Popularity Ranker¶

Popularity Ranker re-ranks results obtained via TF-IDF Ranker using information about the number of article views. The number of Wikipedia articles views is an open piece of information which can be obtained via Wikimedia REST API. We assigned a mean number of views for the period since 2017/11/05 to 2018/11/05 to each article in our English Wikipedia database enwiki20180211.

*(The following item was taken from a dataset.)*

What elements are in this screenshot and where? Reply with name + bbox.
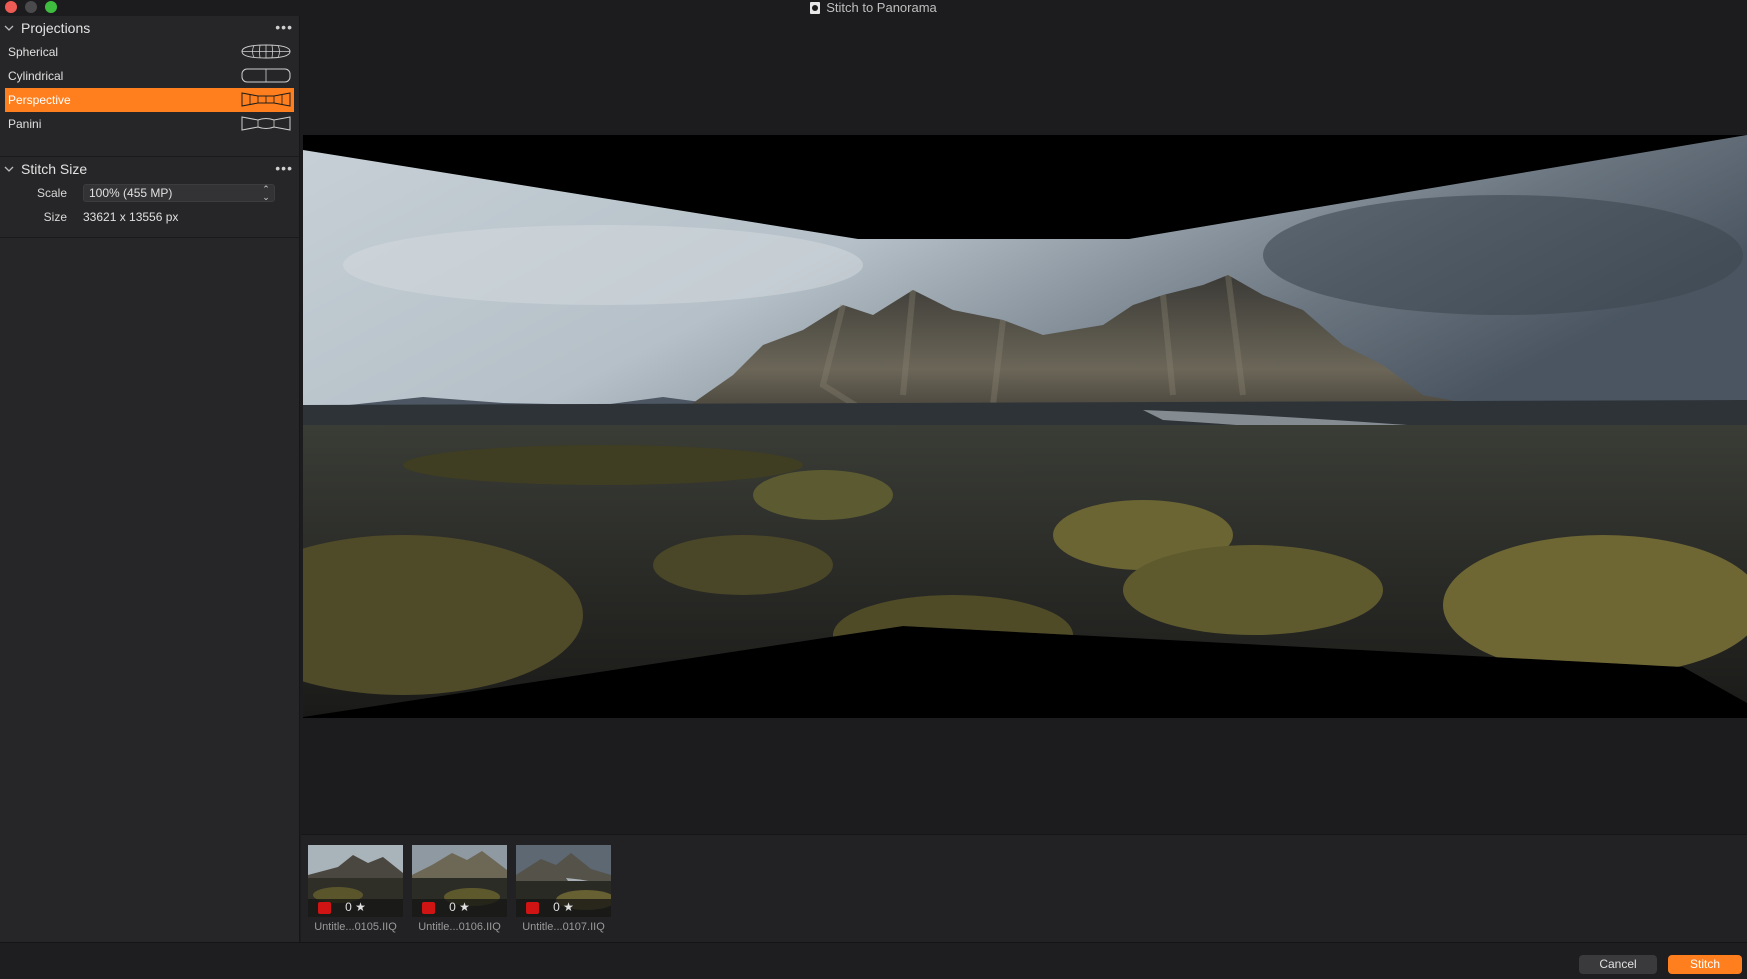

The inner algorithm of Popularity Ranker is a Logistic Regression classifier based on 3 features:

tfidf score of the article
popularity of the article
multiplication of two above features

The classifier is trained on SQuAD-v1.1 1 train set.

Quick Start¶

Before using the model make sure that all required packages are installed running the command:

python -m deeppavlov install en_ranker_pop_enwiki20180211.json

Building the model

from deeppavlov import build_model, configs

ranker = build_model(configs.doc_retrieval.en_ranker_pop_enwiki20180211, download=True)

Inference

result = ranker(['Who is Ivan Pavlov?'])
print(result[:5])

Output

>> ['Ivan Pavlov', 'Vladimir Bekhterev', 'Classical conditioning', 'Valentin Pavlov', 'Psychology']

Text for the output titles can be further extracted with WikiSQLiteVocab class.

Configuration¶

Default ranker config is doc_retrieval/en_ranker_pop_enwiki20180211.json

Running the Ranker¶

Note

About 17 GB of RAM required.

Interacting¶

When interacting, the ranker returns document titles of the relevant documents.

Run the following to interact with the ranker:

python -m deeppavlov interact en_ranker_pop_enwiki20180211 -d

Available Data and Pretrained Models¶

Available information about Wikipedia articles popularity is downloaded to ~/.deeppavlov/downloads/odqa/popularities.json and pre-trained logistic regression classifier is downloaded to ~/.deeppavlov/models/odqa/logreg_3features.joblib by default.

References¶

1: https://arxiv.org/abs/1606.05250